Since Sanders started, the number of children living in Los Angeles County
foster homes has fallen from 30,658 to 27,806, a nearly 10 percent drop. The
$1.4 billion DCFS budget pays to support a total of about 75,000 children in the
system and adoptive homes.
Meanwhile, the number of children removed from their homes -- known as the
detention rate -- has declined from 657 last June to 598 in February, also a 10
percent reduction.
"When we go out to investigate and decide whether a family needs child
protective services, more often than not we are deciding we can serve the family
in their home and that has been a dramatic change for the department,"
Sanders said in a recent interview.
In December, DCFS admitted for the first time in a series of Daily News stories
that half of the children in the system had been unnecessarily taken from their
families and placed in more dangerous environments because of financial
incentives in state and federal laws.
These laws, according to state documents, encourage counties and their private
contractors to earn money by placing and keeping children in foster care. The
county receives $30,000 to $150,000 in state and federal revenues annually for
each child placed.
"Kids need to be home," DCFS spokesman Stuart Riskin said. "We
need to look at the strengths of the family and work from there. We're going
back to square one.
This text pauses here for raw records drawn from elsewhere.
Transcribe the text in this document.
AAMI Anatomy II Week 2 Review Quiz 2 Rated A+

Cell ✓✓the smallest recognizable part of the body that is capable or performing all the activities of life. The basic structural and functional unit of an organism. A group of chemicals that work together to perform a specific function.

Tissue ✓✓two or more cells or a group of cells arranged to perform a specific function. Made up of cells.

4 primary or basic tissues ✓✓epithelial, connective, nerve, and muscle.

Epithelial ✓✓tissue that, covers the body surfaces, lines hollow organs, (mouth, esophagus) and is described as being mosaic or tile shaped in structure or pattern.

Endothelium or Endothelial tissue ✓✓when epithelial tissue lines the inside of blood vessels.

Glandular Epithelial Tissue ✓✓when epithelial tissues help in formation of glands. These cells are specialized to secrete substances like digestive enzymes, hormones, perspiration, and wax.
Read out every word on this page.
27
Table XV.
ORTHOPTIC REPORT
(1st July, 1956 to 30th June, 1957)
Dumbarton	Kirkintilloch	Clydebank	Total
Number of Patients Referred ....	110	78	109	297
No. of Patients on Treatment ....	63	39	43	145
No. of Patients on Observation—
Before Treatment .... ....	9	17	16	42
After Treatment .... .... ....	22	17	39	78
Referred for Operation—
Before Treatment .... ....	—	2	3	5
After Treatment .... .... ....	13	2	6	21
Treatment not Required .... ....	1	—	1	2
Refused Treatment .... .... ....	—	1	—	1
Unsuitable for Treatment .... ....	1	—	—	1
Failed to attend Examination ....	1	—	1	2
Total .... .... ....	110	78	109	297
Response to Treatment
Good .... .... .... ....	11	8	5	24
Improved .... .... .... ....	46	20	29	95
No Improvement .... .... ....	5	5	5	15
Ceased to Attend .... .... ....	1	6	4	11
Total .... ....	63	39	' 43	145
We're going back to the family and all the positives the
family has."
The Board of Supervisors voted recently to seek a federal waiver that would
allow DCFS to spend more than $250 million of its budget on services to help
keep families together, including drug and alcohol programs, housing assistance,
counseling and other services.
As he has directed his workers to try to keep families safely together, Sanders
said the rate of abuse and neglect in the general population in the county has
remained flat and mistreatment rates in foster care have dropped.
"I believe that whenever it's possible, we need to reunify, if there is a
chance of rehabilitating the family," said Daphna Edwards Ziman, chairwoman
and founder of Beverly Hills-based Children Uniting Nations. "This is a
good thing, but without the financial support and services, it won't work.
"We need to put out a cry for help for people to become foster
parents," she said. "Maybe we can create foster homes that are not
using the system as an alternative to welfare. I think that's where the
biggest problem lies."
Sanders said DCFS, school districts and numerous agencies that work with abused
and neglected children are reaching out to churches to help troubled families
and recruit potential foster and adoptive parents.
Lee lost his son to the foster care system in 1993, after Gino's mother, Gina,
suffered a medical problem shortly after the boy's birth.
Despite a lack of evidence that the boy had been abused or neglected by his
parents, Gino remained in foster care and grew up in a succession of seven
homes. In some, he was physically abused.
His father fought unsuccessfully for years to get his son back and formed the
Southern California Family Group Decision-Making Institute to help other parents
get their children out of foster care.
After a new social worker took a fresh look at the case, Lee's family was
referred to a program being expanded countywide that brings family, friends and
clergy members together to craft solutions to reunify or keep families together.
Last summer, a judge approved Gino's return home.
"I'm really proud of him," Carl Lee said. "First of all, because
he's my son, and secondly, because he did something the normal child doesn't do.
He decided not to give up and he decided to beat the odds."